Personal credit score provider FICO has announced that it is going to launch a new model for credit scoring which will offer the consumers to assess the collection information in a better way.
FICO, a creator of one of the most widely used credit scores, said that the new credit score model will encourage the credit ratings of borrowers and help the lenders to better assess risk.
The company also said that under its latest credit score version medical debts would no longer be weighed as stringently as it was carried in previous iterations.
According to a FICO statement, the credit score changes will weigh medical debt less heavily than unpaid credit card debt and other collection information.
A Wall Street Journal report also said that under its latest version the credit score provider will not be considering previous overdue bills that have been already paid by the borrowers.
“Lenders can avail the new scores through the US credit reporting agencies starting this fall,” FICO said.
The development comes after the 2014 report issued by the US Consumer Financial Protection Bureau (CFPB) said that credit scores excessively penalize consumers with medical debt in comparison to other forms of debt.

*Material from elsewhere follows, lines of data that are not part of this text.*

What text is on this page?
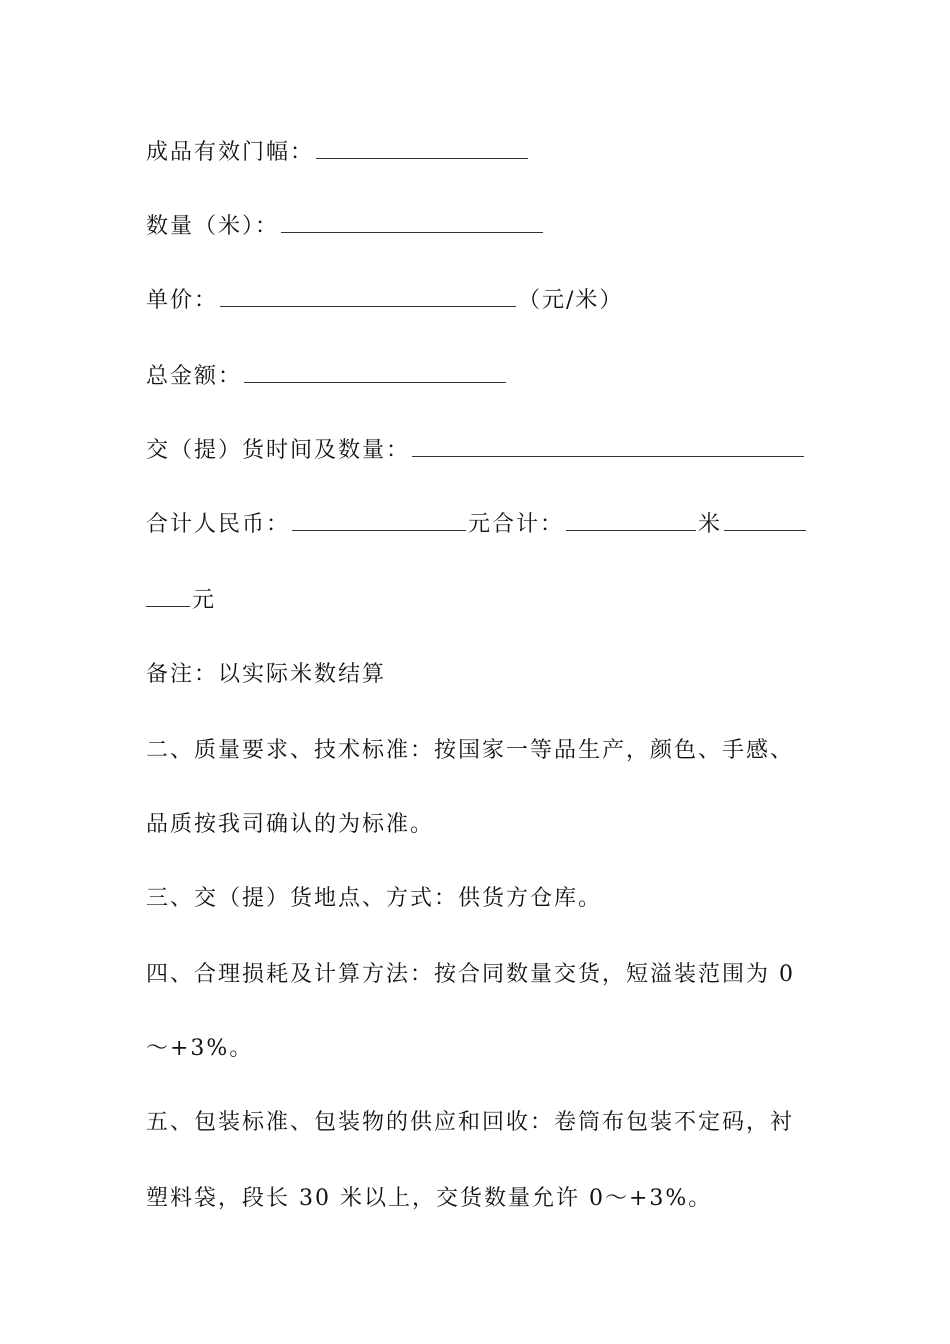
成品有效门幅：
数量（米）：
单价：	（元/米）
总金额：
交（提）货时间及数量：
合计人民币：	元合计：	米
元
备注：以实际米数结算
二、质量要求、技术标准：按国家一等品生产，颜色、手感、
品质按我司确认的为标准。
三、交（提）货地点、方式：供货方仓库。
四、合理损耗及计算方法：按合同数量交货，短溢装范围为 0
～+3%。
五、包装标准、包装物的供应和回收：卷筒布包装不定码，衬
塑料袋，段长 30 米以上，交货数量允许 0～+3%。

“Given the critical role that credit scores play in consumers’ lives, we welcome steps by industry to adjust how it weighs medical debt in order to be as precise as possible in predicting the creditworthiness of a consumer,” a CFPB spokesman said on Friday.
John Ulzheimer, a credit expert and a former FICO employee, said that FICO’s new scoring model will help in identifying risky borrowers and also facilitate the sub-prime lenders to lessen their risk of engaging in business with such borrowers in a better way.
“I’m not exactly sure what impact this is going to have on sub-prime lenders, because for the score to be meaningful to the customers, the lenders have to actually start using that score,” Ulzheimer added.
FICO, which claims that its brand of scores is used by 90 percent American lenders, said that its new model also discount overdue medical payments and improve the median score by 25 points for individuals with unpaid medical debts.
Under the new scoring system, if a consumer has a median score of 711 and clean credit history but has unpaid medical debts then he/she is likely to see their FICO score rise by 25 points. This will lead to consumers mostly qualifying for more handsome interest rates on various loans. This in turn will result in raising the savings by u thousands of dollars.
“It probably doesn’t mean the difference between an approval and a denial, but it can mean the difference in a more advantageous rate,” said Ulzheimer.
According to the Federal Reserve, medical debt represents about half of the total debts going to collections in the US.
A latest Urban Institute study said more than a third of Americans have had a collections agency after them. Their number is about 64 million, says Wall Street Journal report, citing Experian, another credit-rating group.